How to use the parabolic stop and reverse indicator

In Trading

The parabolic stop and reverse, or parabolic SAR, is a popular momentum-based indicator that can be used to pinpoint potential trend reversals in strong trending markets.

Traders also often use the parabolic SAR to determine price points for stop loss orders.

The parabolic SAR was developed by J Welles Wilder and is calculated by recent “price extremes” (EP) along with an “acceleration factor” (AF).

  • Uptrend: PSAR = Previous PSAR + Previous AF (Previous EP - Previous PSAR)
  • Downtrend: PSAR = Previous PSAR - Previous AF (Previous PSAR - Previous EP)

Using the parabolic SAR indicator

While other indicators like RSI, moving averages, and Bollinger bands are rendered as lines on a chart, the parabolic SAR indicator prints dots.

Here’s what the parabolic SAR looks like:

Using the parabolic SAR is simple:

  • The market is an uptrend when the dots are below the price.
  • The market is in a downtrend when the dots are above the price.

When the parabolic SAR dots shift from being above the price to below the price, a potential trend reversal could be starting. There are two important things to keep in mind when using the parabolic SAR indicator.

  1. Parabolic SAR is a lagging indicator, which means it follows price action. Thus, it’s a good idea to use PSAR with leading indicators like RSI.
  2. Parabolic SAR only generates usable data in a strong trending market.

With this in mind, let’s take a closer look at the ETH/USD 1-hour chart.
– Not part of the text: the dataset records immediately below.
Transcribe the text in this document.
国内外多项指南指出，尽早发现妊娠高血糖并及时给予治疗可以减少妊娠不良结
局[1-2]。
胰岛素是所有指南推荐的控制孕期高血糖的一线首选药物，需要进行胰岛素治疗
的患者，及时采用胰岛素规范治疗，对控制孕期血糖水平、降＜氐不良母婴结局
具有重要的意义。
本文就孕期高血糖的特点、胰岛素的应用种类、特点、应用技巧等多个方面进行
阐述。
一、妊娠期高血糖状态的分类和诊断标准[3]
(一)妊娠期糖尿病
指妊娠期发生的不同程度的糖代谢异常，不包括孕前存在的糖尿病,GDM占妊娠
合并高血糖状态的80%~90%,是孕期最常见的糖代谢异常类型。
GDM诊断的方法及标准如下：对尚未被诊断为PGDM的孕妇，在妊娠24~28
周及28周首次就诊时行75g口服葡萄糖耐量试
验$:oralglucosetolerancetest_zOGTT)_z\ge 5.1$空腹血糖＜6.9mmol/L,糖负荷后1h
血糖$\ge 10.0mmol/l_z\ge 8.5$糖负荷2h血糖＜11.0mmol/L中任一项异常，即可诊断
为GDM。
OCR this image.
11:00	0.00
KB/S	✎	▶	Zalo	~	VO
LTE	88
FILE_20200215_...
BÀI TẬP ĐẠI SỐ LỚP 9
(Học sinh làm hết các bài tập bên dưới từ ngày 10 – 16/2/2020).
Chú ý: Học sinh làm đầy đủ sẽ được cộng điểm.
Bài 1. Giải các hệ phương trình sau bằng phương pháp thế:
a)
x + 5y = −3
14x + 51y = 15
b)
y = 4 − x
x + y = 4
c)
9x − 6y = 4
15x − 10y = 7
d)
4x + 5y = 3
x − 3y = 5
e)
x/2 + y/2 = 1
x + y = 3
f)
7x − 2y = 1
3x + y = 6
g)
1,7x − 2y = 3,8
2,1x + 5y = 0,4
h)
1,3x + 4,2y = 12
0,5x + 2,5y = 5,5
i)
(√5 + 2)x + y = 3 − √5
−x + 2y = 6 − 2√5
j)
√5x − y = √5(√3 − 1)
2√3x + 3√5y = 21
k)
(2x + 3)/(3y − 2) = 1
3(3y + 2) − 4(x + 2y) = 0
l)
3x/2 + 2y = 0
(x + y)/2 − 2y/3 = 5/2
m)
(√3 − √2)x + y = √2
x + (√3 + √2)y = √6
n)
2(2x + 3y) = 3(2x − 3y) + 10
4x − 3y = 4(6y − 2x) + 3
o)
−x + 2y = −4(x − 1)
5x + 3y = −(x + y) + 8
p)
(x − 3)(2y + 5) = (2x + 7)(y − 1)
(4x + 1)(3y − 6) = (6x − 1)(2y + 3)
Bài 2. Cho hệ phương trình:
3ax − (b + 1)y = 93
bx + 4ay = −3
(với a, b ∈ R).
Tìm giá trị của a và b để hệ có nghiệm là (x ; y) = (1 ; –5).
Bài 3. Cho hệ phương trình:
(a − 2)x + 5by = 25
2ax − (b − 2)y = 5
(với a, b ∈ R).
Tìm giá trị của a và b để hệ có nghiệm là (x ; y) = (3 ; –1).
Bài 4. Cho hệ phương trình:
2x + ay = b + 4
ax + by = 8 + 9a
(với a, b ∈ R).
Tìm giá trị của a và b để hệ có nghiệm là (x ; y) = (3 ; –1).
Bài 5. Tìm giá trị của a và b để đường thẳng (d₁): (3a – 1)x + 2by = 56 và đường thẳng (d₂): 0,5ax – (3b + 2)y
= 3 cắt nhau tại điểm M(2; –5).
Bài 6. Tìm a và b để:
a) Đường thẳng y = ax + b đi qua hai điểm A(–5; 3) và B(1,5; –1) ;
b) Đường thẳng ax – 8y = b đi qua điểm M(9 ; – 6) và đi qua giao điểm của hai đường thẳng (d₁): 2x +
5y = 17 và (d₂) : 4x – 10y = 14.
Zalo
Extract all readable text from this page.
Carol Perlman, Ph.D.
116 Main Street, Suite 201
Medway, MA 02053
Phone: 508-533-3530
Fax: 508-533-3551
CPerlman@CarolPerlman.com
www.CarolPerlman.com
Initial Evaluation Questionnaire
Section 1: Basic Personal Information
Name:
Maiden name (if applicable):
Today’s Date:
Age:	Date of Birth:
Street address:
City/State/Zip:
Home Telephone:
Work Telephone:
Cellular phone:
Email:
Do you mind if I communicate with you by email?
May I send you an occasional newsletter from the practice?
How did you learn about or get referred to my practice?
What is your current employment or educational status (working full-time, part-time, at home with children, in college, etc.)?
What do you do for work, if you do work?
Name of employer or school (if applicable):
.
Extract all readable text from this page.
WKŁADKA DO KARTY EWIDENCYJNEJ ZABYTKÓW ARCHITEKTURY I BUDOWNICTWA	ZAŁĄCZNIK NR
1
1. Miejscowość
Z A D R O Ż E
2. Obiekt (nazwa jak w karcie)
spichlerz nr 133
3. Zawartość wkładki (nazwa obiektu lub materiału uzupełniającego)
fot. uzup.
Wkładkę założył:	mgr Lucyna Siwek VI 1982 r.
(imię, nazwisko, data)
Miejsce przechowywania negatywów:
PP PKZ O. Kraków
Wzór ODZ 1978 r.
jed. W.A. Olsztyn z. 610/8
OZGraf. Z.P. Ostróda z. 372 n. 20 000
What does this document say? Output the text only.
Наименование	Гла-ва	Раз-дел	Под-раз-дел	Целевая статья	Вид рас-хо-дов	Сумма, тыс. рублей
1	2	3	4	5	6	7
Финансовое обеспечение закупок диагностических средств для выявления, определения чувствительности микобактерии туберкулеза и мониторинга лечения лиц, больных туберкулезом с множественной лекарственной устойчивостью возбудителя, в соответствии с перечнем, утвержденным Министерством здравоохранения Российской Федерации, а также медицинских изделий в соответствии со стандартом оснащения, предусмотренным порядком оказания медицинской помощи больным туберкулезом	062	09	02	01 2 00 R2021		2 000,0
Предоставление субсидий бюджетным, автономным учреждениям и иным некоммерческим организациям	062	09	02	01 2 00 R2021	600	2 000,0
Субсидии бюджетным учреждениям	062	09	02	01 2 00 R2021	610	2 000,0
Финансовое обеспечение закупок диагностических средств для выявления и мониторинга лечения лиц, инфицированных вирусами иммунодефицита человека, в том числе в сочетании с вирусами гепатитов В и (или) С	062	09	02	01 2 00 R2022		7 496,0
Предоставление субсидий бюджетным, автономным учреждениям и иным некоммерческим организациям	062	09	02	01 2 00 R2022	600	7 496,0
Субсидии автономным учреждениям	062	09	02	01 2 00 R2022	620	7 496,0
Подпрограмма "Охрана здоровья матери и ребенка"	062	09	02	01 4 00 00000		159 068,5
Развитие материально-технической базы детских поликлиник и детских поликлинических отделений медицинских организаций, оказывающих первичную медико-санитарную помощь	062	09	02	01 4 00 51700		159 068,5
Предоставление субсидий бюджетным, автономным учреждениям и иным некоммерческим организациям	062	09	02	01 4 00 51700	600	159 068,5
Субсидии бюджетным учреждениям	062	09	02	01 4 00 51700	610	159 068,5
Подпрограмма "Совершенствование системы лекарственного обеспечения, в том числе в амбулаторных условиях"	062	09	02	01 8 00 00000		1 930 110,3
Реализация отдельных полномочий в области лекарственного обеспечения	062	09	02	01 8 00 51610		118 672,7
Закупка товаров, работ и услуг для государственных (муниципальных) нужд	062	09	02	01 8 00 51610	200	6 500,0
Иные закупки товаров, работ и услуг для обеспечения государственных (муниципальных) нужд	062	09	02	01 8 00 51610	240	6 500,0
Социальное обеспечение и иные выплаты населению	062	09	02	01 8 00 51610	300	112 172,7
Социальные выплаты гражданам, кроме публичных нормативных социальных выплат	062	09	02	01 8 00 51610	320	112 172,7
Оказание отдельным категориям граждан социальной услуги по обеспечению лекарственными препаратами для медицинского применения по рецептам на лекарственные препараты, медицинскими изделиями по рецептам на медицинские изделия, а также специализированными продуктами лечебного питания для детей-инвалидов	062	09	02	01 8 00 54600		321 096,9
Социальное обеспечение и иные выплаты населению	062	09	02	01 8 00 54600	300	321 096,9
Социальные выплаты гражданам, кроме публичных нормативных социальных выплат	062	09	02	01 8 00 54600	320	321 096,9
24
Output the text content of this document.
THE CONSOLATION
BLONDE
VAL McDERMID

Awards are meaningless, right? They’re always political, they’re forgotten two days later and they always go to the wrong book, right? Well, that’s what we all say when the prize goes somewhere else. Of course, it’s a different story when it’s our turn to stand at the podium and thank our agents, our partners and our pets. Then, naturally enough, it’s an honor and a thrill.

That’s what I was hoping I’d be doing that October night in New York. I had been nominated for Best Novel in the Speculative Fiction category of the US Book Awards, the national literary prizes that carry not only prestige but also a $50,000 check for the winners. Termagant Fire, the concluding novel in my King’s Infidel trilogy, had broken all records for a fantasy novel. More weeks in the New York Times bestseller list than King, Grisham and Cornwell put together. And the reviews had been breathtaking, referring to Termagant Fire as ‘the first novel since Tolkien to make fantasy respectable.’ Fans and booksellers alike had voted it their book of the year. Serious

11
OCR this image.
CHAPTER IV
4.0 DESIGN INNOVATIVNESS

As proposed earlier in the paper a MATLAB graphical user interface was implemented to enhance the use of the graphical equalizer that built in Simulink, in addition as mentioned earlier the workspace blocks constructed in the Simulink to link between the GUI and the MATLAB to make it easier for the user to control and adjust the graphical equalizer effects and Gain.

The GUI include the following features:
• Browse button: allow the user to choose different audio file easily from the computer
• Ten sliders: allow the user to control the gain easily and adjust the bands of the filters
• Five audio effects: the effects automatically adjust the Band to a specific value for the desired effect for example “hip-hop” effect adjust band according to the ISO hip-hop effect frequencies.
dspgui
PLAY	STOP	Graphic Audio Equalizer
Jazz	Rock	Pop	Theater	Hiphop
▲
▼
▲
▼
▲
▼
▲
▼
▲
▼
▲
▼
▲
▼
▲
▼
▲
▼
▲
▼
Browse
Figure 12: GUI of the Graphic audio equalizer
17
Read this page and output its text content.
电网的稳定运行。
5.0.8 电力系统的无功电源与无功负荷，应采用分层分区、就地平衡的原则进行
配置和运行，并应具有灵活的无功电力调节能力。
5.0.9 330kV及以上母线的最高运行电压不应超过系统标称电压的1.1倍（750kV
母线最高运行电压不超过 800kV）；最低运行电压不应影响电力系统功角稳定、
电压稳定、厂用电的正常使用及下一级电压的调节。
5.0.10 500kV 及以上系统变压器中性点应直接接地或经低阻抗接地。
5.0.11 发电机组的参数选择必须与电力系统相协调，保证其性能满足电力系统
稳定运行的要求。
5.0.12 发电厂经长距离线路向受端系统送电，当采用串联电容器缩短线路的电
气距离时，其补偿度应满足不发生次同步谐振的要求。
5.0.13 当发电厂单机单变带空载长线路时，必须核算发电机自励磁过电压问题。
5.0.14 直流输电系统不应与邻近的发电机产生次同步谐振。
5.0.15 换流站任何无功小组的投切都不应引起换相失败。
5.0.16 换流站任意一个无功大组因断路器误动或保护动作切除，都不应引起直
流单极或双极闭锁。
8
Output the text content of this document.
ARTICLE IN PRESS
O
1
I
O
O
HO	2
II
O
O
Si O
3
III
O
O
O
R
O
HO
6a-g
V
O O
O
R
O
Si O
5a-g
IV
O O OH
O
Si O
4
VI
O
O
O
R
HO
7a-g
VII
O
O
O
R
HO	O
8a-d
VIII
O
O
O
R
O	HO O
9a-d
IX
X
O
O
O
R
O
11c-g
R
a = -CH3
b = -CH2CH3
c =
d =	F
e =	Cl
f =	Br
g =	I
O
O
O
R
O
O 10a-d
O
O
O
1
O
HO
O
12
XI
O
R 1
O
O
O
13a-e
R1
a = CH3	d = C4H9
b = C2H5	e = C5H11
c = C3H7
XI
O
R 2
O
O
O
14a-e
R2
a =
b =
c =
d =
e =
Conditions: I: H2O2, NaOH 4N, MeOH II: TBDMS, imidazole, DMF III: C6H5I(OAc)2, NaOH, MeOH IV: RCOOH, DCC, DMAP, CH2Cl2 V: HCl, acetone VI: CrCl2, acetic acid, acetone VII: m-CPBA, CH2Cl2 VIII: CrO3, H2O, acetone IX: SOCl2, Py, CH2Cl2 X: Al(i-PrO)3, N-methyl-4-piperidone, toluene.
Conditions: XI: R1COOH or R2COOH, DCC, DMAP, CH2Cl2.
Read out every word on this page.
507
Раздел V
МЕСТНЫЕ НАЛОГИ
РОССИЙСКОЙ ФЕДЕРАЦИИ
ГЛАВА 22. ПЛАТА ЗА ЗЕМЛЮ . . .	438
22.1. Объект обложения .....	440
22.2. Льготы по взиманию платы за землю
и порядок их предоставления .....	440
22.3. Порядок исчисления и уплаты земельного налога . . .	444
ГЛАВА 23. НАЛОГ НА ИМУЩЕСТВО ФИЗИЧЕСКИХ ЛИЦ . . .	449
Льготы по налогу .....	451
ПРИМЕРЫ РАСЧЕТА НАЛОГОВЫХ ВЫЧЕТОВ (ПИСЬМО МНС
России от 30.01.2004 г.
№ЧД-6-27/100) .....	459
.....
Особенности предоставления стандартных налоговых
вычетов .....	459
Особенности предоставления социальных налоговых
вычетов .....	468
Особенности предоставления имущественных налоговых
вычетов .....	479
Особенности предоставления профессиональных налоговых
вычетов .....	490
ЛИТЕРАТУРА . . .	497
In the uptrend highlighted by the green arrow, parabolic SAR dots can be found beneath the price. When the trend reverses, the parabolic SAR dots move above the price.

In this particular example, we can see a high degree of confluence from two other indicators - RSI and MACD.

During the candle that parabolic SAR shifts from “under” to “over”, we can see significant weakness on the RSI indicator, as well as an imminent crossover on the MACD with a histogram reset.

Here’s an example of how PSAR can be extremely misleading in ranging or consolidating markets. On this XRP/USD 15-minute chart, we can see two sets of parabolic SAR dots highlighted by arrows.

The parabolic SAR dots above price (red arrow) indicate that that market should be downtrending, but that’s not really the case at all.

In fact, during this supposed downtrending period, XRP actually made higher lows. Similarly, the green arrow highlights a period of time where the market should be uptrending based on the parabolic SAR dots.

Once again, this is not the case because XRP was not in a strong trend.


The parabolic stop and reverse indicator is a powerful tool that can be used to find profitable entry and exit signals in strong trending markets.

Remember to never use parabolic SAR in a sideways or consolidating market because it will generate a lot of false signals.

And finally, since parabolic SAR is a lagging indicator, it’s always best to use it with a leading indicator like RSI or stochastic oscillator along with candlestick analysis.

This content is not financial advice and should not form the basis of any financial investment decisions nor be seen as a recommendation to buy or sell any good or product. Trading cryptocurrency is complex and comes with a high risk of losing money, particularly if you trade on leverage. You should carefully consider whether trading cryptocurrencies is right for you and take the time to learn how trading works and decide how much money you are prepared to lose.